LSI’s 29 faculty members include chemists, biologists, geneticists, physiologists, computational biologists and leaders in other, related disciplines. The ability to draw on this diverse pool of expertise ? as well as the intellectual resources available at U-M’s top-rated business, engineering, medicine, law and public health schools ? will provide an immeasurable level of support for Innovation Partnership-funded researchers.

“The Innovation Partnership is the logical next step for the Institute,” Parker said. “Commercial application of these ideas requires teamwork, and that collaborative framework is already in place at LSI.”

The exit goal for Innovation Partnership projects is a technology that can either be licensed to an existing entity, result in the formation of a start-up company, or continue down the path toward commercialization with support from other university, governmental or private-sector resources.
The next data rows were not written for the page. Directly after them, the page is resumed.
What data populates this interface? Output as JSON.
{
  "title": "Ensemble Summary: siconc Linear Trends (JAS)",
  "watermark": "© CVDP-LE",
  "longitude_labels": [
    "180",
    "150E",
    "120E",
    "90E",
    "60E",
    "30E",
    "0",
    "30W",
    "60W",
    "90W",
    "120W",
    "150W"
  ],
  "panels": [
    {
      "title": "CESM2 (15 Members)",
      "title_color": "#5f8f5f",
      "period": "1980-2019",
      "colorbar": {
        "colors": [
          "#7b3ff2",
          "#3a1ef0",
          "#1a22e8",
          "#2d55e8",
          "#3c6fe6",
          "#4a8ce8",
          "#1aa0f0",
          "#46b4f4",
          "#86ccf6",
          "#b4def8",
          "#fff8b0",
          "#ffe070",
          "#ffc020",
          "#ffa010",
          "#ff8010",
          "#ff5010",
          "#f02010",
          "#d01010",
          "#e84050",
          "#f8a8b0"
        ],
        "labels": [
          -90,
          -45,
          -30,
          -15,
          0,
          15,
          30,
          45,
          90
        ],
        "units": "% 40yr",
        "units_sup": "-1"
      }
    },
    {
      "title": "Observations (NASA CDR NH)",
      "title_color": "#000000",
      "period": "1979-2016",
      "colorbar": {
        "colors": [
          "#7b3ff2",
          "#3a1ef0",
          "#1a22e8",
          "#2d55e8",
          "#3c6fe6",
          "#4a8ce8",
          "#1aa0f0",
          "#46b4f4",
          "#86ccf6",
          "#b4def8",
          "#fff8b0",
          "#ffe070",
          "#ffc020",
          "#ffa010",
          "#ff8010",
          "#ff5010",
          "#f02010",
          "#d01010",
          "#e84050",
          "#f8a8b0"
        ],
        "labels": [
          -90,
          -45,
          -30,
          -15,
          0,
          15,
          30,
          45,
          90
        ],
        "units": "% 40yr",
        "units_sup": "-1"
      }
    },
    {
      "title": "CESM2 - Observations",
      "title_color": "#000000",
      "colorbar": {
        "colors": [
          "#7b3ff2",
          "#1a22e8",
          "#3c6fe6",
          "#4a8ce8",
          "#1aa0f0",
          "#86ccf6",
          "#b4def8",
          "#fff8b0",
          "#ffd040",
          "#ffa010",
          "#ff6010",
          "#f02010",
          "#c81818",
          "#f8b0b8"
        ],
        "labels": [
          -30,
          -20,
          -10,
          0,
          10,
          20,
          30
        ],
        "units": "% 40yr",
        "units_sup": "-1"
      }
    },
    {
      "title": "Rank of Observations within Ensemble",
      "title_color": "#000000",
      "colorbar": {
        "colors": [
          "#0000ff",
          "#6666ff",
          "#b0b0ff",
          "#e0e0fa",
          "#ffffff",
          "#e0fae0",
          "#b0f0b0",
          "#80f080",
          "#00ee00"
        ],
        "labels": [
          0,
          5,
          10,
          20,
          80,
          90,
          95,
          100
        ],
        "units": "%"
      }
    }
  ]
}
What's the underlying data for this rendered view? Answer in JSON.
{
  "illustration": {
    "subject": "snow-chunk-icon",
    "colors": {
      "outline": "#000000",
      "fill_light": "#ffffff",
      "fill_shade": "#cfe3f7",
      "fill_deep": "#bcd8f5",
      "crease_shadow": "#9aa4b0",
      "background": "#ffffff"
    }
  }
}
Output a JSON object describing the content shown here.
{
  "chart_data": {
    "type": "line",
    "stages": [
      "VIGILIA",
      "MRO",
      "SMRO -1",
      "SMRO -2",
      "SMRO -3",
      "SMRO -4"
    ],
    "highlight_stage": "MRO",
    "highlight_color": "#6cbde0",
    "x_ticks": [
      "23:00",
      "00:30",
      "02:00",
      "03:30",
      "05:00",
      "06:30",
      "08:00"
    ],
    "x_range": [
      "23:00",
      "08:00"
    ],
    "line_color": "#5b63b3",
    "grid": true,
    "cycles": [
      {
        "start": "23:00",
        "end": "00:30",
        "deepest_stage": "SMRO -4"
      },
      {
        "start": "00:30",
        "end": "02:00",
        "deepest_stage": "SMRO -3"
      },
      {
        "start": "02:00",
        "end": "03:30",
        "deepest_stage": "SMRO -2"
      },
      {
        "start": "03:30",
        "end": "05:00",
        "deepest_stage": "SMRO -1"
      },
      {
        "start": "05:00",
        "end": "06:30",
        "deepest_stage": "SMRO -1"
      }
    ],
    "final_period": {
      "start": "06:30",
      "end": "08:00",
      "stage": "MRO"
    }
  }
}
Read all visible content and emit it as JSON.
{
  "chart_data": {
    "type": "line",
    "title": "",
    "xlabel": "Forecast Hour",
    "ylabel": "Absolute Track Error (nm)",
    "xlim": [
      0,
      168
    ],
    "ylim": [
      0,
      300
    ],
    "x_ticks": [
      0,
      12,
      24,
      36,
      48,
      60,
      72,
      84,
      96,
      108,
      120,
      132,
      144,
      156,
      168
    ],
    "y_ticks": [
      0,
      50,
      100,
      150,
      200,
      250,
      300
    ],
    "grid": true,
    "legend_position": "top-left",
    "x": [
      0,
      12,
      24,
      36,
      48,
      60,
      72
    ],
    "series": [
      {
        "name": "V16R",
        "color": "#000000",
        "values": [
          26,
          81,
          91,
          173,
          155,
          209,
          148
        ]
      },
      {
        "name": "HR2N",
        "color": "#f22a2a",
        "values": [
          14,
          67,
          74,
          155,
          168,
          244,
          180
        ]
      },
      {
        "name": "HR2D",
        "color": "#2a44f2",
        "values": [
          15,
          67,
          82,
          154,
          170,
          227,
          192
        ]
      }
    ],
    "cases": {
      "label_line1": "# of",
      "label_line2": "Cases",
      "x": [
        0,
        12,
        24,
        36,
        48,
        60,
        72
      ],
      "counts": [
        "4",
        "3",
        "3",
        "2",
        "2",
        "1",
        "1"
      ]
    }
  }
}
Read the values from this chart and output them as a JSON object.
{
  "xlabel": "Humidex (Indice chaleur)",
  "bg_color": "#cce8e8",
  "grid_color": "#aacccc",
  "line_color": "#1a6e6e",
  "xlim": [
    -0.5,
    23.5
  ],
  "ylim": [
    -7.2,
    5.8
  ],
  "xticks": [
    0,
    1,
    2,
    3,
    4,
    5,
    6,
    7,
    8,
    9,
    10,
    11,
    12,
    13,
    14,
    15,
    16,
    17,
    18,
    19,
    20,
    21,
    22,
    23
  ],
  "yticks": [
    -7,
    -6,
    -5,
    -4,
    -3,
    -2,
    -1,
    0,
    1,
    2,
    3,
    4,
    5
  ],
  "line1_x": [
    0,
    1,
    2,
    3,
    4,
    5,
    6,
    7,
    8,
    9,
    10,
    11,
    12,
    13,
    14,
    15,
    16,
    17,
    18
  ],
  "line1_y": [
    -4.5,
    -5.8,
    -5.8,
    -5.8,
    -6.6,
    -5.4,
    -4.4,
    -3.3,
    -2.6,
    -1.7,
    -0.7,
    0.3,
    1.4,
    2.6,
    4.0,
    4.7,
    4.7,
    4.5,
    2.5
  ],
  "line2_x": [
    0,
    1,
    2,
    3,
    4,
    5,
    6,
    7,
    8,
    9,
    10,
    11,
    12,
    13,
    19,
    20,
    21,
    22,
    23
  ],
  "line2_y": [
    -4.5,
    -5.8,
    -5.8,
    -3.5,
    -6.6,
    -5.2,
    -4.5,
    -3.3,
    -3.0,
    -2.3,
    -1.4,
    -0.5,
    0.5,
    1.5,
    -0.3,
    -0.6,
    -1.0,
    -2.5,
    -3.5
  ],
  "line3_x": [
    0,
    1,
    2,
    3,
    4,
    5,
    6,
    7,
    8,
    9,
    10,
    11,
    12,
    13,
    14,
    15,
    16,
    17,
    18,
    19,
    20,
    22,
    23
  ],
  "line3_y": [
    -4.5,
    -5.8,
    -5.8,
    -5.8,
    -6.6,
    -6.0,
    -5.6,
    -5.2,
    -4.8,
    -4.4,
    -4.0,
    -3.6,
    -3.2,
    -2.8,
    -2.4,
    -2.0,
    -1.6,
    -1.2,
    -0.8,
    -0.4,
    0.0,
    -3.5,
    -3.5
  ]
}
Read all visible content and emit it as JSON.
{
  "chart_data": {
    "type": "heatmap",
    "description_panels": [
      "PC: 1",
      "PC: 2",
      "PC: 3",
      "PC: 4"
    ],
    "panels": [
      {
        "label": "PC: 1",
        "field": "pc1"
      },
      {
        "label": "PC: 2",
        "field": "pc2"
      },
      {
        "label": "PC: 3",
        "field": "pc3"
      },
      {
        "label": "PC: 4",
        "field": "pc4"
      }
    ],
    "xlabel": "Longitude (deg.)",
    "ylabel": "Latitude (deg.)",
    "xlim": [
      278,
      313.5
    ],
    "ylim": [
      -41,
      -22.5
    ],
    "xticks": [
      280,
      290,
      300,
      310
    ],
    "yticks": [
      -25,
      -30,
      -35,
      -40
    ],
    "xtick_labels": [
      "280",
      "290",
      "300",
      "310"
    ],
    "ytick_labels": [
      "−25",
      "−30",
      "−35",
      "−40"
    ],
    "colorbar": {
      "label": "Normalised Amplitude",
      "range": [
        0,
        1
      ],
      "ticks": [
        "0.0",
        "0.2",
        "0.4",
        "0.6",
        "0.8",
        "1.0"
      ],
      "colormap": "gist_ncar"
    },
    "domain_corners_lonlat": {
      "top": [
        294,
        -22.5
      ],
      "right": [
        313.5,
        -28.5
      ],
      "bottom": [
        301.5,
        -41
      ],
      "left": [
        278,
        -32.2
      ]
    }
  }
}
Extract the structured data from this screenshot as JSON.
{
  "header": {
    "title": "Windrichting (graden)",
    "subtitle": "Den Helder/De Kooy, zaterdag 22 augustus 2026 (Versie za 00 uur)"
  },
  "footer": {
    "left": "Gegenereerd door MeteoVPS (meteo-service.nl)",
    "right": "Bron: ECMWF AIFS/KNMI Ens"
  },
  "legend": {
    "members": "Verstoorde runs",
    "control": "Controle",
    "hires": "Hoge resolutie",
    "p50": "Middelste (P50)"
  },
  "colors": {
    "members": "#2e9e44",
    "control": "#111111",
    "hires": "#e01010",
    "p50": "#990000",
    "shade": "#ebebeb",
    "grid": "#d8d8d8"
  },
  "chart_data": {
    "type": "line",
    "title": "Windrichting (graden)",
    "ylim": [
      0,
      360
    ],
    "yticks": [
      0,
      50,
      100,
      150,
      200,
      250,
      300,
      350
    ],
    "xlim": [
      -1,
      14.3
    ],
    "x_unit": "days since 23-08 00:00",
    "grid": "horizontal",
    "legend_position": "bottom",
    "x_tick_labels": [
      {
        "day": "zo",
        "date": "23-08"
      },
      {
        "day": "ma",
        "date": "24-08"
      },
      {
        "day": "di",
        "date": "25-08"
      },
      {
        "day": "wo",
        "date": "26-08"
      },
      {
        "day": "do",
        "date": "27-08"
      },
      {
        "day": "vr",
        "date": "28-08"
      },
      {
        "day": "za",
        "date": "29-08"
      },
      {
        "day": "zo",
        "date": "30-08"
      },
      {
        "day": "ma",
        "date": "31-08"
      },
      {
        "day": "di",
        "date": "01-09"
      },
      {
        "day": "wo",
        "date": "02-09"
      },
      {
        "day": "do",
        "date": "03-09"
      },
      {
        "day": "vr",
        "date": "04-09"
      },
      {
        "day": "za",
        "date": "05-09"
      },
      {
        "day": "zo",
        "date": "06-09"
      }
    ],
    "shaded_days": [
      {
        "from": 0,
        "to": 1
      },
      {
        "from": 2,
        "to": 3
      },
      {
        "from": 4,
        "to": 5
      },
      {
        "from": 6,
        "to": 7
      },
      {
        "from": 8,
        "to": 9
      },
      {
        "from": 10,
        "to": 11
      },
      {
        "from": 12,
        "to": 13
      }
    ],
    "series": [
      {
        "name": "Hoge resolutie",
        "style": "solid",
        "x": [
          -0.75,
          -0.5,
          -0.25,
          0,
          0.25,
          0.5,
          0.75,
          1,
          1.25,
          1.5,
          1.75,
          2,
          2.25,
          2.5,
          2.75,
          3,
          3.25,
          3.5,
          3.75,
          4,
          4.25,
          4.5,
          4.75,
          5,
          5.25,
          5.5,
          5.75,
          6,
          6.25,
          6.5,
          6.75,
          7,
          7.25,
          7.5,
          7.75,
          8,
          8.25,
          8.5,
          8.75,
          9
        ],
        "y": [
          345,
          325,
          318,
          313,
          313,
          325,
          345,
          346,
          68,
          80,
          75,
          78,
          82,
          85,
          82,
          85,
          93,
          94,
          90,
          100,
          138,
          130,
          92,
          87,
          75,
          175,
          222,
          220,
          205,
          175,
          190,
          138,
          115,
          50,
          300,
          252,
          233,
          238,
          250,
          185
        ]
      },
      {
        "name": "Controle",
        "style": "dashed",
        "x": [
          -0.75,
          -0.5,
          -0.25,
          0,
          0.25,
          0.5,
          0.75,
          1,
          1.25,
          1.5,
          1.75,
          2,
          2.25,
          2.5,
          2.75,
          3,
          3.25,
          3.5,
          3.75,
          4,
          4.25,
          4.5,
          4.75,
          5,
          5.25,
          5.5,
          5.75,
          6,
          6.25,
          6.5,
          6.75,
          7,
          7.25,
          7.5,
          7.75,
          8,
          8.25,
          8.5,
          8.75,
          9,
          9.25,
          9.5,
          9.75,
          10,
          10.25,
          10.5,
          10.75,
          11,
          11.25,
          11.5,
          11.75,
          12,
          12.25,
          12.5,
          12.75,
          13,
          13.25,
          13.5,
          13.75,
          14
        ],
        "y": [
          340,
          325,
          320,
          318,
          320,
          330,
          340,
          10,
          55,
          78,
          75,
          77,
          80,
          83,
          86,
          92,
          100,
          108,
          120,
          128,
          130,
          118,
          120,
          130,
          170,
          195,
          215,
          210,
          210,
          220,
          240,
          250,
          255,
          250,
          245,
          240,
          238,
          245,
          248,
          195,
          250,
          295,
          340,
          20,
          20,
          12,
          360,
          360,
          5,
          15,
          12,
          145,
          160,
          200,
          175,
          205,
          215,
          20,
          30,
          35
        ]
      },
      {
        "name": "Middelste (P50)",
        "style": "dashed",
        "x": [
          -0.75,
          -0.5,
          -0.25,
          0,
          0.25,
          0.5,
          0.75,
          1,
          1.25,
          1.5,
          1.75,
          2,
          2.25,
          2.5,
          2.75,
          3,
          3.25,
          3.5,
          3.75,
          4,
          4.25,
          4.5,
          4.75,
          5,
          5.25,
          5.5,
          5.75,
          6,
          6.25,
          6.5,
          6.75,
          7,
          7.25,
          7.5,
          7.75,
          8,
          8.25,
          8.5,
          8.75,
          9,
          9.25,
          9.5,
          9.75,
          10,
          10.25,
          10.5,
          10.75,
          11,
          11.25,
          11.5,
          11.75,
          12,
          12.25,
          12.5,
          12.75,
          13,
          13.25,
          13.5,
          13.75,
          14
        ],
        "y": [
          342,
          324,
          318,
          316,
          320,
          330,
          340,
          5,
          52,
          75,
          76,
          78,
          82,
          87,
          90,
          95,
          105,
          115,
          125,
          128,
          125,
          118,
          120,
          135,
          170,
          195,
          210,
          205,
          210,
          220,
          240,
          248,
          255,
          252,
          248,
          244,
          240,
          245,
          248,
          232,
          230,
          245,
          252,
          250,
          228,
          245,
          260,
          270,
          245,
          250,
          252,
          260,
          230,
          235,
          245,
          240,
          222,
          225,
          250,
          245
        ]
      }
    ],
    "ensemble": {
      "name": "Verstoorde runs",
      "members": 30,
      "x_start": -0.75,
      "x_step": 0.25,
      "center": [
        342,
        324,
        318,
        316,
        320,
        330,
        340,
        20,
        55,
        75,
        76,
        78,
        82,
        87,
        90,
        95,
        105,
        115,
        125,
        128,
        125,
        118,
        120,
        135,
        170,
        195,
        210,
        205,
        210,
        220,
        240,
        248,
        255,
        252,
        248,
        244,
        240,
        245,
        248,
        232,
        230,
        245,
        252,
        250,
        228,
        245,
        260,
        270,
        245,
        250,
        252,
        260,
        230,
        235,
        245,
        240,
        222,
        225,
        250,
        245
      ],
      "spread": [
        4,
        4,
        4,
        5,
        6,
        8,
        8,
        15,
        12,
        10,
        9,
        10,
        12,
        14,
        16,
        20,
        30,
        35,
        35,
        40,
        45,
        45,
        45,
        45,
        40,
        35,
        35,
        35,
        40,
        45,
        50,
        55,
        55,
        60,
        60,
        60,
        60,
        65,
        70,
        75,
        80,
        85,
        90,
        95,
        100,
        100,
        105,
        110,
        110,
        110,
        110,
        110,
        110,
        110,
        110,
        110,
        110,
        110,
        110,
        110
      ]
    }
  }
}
“This program is a great example of how philanthropy can fill the critical gaps in our research pipeline,” said Dr. Tadataka Yamada, president of the global health program at the Bill & Melinda Gates Foundation, former chairman of research and discovery at GlaxoSmithKline, and a member of LSI’s external advisory board.

Projects that are candidates for first-round funding include groundbreaking approaches for treating neurodegenerative diseases, such as Alzheimer’s and Huntington’s, as well as especially aggressive and deadly cancers.

“The Partnership will enable a seamless transition from research into development,” said Tufts University chemistry professor David Walt., a member of the LSI Leadership Council and co-founder of the biotechnology company Illumina.

“My guess is that it’s going to be absolutely transformational for LSI,” Walt said.